Powershell: LockoutAD.ps1, utente a riga di comando

Cosa cambia quindi rispetto al precedente articolo? Presto detto:

#-----------------------------------------------#
#   ACCOUNT DA MONITORARE:                      #
    Param( 
        [Parameter(Position=0, Mandatory=$false, ValueFromPipeline=$true)] 
        [string] $AccountMonitor
    )
#-----------------------------------------------#

Questo, al posto del precedente $AccountMonitor = 'ACCOUNT_AD', permetterà di richiamare lo script in maniera tale da passargli l’account direttamente dal prompt della PowerShell: .\LockoutAD.ps1 ACCOUNT_AD

Chiaramente, per evitare che ci si dimentichi di specificare l’utente, basterà specificare un valore di default che lo script adotterà nel caso in cui non ci siano parametri, qualcosa del tipo:

 if ([string]::IsNullOrEmpty($AccountMonitor)) { $AccountMonitor = 'ACCOUNT_AD' }

così da tutelare una corretta esecuzione del codice. Questa istruzione andrebbe messa chiaramente dopo il catch del parametro da riga di comando, ma prima di lasciar fare la ricerca dell’evento 4771 (o 4740, in base a ciò che si desidera monitorare).
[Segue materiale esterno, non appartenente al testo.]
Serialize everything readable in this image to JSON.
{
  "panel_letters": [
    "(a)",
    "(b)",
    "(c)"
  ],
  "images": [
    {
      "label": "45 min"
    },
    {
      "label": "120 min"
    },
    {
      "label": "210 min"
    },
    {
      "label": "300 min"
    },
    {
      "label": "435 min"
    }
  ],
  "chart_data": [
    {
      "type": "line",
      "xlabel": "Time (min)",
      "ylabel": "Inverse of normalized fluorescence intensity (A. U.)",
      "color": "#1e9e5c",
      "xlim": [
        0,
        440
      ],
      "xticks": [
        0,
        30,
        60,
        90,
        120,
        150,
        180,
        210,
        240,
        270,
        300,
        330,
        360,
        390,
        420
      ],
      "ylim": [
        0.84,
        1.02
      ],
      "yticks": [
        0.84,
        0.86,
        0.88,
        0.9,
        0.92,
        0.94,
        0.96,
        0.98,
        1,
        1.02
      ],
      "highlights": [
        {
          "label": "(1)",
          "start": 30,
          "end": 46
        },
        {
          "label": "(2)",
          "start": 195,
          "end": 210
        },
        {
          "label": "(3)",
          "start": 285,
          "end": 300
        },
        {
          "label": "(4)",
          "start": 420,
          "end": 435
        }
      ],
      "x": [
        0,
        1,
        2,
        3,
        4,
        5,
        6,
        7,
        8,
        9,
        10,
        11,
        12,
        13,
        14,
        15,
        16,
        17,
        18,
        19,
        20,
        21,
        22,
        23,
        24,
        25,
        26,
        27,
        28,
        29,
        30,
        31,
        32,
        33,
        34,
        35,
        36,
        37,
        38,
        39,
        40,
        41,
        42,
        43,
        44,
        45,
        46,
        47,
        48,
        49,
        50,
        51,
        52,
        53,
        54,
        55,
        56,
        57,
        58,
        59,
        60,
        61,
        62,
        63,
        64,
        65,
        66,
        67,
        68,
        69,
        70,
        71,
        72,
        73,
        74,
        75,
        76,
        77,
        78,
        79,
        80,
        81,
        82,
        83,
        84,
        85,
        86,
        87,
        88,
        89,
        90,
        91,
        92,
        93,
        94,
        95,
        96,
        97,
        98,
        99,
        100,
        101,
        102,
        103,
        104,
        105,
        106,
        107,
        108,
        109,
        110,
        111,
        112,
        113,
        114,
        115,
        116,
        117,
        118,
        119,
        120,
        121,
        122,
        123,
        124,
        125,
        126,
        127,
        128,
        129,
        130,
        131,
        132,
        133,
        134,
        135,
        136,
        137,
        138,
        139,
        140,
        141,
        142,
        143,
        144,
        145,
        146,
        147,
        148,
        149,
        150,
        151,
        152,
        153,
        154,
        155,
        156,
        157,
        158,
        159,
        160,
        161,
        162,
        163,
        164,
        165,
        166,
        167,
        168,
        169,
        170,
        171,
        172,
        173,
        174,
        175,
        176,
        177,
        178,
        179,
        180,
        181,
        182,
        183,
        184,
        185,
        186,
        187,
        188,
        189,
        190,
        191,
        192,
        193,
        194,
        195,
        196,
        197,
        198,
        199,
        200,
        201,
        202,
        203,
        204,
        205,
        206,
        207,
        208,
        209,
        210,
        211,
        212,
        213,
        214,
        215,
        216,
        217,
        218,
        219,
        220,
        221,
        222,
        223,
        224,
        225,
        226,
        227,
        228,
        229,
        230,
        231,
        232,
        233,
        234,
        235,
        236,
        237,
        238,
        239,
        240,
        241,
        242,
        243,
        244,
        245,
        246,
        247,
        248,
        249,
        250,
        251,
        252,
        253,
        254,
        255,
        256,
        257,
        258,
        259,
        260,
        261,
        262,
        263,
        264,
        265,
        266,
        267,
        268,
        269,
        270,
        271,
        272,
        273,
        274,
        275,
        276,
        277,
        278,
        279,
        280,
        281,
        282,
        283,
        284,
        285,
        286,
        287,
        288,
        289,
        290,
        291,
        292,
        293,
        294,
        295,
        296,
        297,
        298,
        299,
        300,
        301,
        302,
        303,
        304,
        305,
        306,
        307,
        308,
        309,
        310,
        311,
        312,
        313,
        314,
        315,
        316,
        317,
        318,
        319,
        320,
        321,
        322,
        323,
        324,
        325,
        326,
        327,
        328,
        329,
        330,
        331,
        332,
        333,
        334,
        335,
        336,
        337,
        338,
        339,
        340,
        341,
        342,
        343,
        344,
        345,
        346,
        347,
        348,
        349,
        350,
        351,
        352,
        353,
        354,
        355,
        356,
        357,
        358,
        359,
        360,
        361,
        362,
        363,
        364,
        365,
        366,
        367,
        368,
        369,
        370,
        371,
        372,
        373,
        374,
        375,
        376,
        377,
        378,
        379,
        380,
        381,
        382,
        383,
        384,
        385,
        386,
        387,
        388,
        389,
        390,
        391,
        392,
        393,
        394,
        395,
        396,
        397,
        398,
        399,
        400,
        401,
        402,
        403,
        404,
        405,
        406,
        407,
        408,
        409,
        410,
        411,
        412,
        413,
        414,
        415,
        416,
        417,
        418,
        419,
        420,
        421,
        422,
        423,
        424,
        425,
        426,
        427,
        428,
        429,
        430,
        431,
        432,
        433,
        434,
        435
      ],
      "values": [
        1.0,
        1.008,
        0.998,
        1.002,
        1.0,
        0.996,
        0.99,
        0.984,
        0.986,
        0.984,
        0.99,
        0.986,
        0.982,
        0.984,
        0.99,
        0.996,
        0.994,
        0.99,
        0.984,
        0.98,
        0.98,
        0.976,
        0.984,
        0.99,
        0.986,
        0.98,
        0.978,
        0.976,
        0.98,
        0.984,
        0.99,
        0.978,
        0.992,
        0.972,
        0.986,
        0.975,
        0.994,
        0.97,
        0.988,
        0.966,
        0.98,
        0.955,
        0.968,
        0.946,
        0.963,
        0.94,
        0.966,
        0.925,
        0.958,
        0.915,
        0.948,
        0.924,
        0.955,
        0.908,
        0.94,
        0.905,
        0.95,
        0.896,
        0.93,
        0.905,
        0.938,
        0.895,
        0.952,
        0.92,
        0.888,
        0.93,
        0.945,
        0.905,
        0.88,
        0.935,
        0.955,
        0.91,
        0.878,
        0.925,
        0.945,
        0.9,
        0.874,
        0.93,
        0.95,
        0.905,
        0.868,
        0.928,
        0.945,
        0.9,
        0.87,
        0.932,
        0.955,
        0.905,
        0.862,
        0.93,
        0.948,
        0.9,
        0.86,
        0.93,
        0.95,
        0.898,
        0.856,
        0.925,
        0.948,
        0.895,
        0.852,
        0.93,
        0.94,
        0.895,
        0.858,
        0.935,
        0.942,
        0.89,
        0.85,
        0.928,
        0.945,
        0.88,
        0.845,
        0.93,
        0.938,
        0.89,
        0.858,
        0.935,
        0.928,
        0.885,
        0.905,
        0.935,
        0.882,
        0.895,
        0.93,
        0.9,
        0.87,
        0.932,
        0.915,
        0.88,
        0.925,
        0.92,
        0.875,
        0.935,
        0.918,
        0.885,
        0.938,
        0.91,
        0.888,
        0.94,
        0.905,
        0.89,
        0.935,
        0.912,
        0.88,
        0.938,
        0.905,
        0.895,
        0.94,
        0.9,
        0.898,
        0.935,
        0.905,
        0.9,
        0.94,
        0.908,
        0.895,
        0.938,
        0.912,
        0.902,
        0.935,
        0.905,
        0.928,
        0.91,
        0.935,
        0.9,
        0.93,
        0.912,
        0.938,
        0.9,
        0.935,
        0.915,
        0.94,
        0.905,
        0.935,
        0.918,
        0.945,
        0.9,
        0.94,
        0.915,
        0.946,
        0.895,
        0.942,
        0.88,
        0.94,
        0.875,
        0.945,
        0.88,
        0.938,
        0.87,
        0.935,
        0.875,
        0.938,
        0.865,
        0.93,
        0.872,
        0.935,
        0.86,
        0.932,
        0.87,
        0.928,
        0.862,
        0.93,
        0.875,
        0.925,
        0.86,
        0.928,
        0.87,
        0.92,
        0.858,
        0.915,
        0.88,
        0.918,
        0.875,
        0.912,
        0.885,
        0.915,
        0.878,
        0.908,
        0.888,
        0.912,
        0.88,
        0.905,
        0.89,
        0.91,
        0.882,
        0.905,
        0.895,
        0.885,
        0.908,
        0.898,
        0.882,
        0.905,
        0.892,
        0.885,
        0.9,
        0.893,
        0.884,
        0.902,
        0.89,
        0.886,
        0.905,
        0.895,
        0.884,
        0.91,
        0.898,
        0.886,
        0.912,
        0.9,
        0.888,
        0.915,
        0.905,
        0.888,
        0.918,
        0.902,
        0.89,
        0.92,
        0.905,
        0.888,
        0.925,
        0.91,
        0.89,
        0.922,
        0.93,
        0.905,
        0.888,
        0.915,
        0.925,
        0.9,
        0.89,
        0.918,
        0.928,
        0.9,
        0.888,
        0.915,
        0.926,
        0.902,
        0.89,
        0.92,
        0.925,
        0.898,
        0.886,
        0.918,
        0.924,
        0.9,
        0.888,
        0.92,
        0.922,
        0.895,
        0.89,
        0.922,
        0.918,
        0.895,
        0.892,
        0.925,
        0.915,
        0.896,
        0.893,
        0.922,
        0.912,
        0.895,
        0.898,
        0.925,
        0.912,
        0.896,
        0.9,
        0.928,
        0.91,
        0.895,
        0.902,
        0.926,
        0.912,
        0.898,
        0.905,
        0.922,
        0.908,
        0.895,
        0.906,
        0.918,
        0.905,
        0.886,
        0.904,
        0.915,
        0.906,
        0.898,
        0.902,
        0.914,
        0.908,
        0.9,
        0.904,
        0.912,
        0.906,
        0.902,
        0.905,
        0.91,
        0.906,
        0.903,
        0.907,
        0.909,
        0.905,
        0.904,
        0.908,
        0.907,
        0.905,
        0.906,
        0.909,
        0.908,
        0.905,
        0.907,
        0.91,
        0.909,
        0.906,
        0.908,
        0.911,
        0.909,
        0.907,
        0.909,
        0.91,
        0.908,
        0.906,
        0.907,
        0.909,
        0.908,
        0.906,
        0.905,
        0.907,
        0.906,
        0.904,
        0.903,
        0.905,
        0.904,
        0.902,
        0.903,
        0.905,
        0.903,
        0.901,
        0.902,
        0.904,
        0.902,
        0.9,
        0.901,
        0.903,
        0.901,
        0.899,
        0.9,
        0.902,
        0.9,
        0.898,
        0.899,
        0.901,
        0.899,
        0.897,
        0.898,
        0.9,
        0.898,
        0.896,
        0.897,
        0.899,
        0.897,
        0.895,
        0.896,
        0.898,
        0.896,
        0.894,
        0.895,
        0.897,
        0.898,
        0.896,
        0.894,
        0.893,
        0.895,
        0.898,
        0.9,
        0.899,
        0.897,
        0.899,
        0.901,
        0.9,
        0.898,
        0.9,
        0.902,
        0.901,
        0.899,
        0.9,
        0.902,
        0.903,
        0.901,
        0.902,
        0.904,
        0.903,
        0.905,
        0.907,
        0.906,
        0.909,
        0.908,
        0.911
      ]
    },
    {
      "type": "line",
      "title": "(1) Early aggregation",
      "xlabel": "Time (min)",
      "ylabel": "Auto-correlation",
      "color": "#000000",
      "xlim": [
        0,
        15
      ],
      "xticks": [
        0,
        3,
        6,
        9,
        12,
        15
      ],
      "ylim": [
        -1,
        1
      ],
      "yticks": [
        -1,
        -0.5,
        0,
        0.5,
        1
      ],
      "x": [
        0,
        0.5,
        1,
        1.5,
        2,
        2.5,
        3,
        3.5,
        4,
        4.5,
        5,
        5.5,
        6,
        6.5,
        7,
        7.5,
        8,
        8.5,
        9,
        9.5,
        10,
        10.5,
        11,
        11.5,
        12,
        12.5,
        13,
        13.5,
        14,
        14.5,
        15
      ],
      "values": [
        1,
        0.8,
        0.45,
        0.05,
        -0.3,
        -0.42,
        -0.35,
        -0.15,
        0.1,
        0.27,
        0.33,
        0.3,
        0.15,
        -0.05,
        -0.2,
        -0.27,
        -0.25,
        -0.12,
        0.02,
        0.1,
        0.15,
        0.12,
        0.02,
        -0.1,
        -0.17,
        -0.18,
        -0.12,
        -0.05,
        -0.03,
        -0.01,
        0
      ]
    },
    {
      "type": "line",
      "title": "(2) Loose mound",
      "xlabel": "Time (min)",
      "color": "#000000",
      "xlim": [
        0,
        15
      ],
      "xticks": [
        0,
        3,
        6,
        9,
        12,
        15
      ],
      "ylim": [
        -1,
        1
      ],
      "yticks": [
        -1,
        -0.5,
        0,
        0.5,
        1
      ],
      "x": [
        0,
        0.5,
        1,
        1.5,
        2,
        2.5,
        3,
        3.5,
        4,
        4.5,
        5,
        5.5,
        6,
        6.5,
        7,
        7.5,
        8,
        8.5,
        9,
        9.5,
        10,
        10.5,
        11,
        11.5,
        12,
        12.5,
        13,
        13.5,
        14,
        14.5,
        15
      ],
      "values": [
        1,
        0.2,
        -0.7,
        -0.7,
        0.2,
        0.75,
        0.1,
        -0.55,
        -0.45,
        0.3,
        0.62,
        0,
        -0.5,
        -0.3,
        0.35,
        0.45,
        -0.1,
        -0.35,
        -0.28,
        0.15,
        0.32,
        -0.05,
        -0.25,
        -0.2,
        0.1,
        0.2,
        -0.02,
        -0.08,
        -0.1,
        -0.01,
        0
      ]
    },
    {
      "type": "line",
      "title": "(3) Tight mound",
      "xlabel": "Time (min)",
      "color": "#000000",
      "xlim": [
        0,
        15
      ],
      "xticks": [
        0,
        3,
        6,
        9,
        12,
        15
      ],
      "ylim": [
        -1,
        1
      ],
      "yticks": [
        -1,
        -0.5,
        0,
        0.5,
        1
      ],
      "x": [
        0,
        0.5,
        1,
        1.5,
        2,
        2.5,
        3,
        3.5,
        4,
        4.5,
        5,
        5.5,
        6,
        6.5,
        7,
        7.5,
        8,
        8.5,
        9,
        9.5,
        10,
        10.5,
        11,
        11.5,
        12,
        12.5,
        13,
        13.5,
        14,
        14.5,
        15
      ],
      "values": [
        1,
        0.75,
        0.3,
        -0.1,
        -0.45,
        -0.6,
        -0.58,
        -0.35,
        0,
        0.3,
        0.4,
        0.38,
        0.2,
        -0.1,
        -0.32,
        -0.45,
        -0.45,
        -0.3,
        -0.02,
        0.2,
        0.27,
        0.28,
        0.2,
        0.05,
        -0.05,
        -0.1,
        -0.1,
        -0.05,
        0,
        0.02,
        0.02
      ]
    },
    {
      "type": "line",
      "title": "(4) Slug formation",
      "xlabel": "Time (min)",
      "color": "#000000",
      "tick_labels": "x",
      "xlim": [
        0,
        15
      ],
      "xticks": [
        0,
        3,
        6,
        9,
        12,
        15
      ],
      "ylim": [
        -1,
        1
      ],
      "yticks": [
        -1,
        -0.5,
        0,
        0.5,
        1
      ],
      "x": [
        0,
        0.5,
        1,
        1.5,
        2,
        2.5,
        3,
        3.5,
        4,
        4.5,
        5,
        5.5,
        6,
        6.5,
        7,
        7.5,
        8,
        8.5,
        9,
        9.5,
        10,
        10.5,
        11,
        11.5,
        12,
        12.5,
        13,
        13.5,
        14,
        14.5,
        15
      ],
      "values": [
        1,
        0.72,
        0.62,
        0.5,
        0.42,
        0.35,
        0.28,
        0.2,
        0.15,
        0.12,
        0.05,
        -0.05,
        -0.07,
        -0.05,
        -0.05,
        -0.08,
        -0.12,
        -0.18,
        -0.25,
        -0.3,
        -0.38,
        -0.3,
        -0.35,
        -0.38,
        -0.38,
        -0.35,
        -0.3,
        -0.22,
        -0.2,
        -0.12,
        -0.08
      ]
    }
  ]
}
Tutto il resto può rimanere invariato. Se si intende fare un test di funzionamento senza allertare troppi indirizzi di posta elettronica, si potrà clonare la riga del Send-MailMessage assicurandosi di essere unici destinatari (commentando quella che include quindi eventuali CC o BCC), per poi tornare alla normalità quando si è sicuri che tutto fili liscio.

Magari, in una prossima pillola, ti mostrerò come arricchire ulteriormente lo script, prevedendo uno sblocco automatico dell’utenza di dominio bloccata, così che tu possa analizzare con un attimo più di calma cosa è accaduto e nel frattempo l’utente non si accorga di nulla (o quasi).

A proposito di EventLog e PowerShell

Ho modificato il comportamento dello script perché ho avuto la necessità di clonare l’operazione schedulata sul server di dominio così da tenere d’occhio un differente utente. Per poter approfondire il motivo dei lock di quest’ultimo, ho utilizzato PowerShell per filtrare più rapidamente il log degli eventi di sicurezza, generalmente molto nutrito e che mette un attimo in difficoltà la GUI accessibile tramite Visualizzatore degli Eventi. Per questo motivo ho cercato informazioni in merito e trovato alcuni interessanti spunti su serverfault.com/questions/584309/powershell-and-using-get-eventlog.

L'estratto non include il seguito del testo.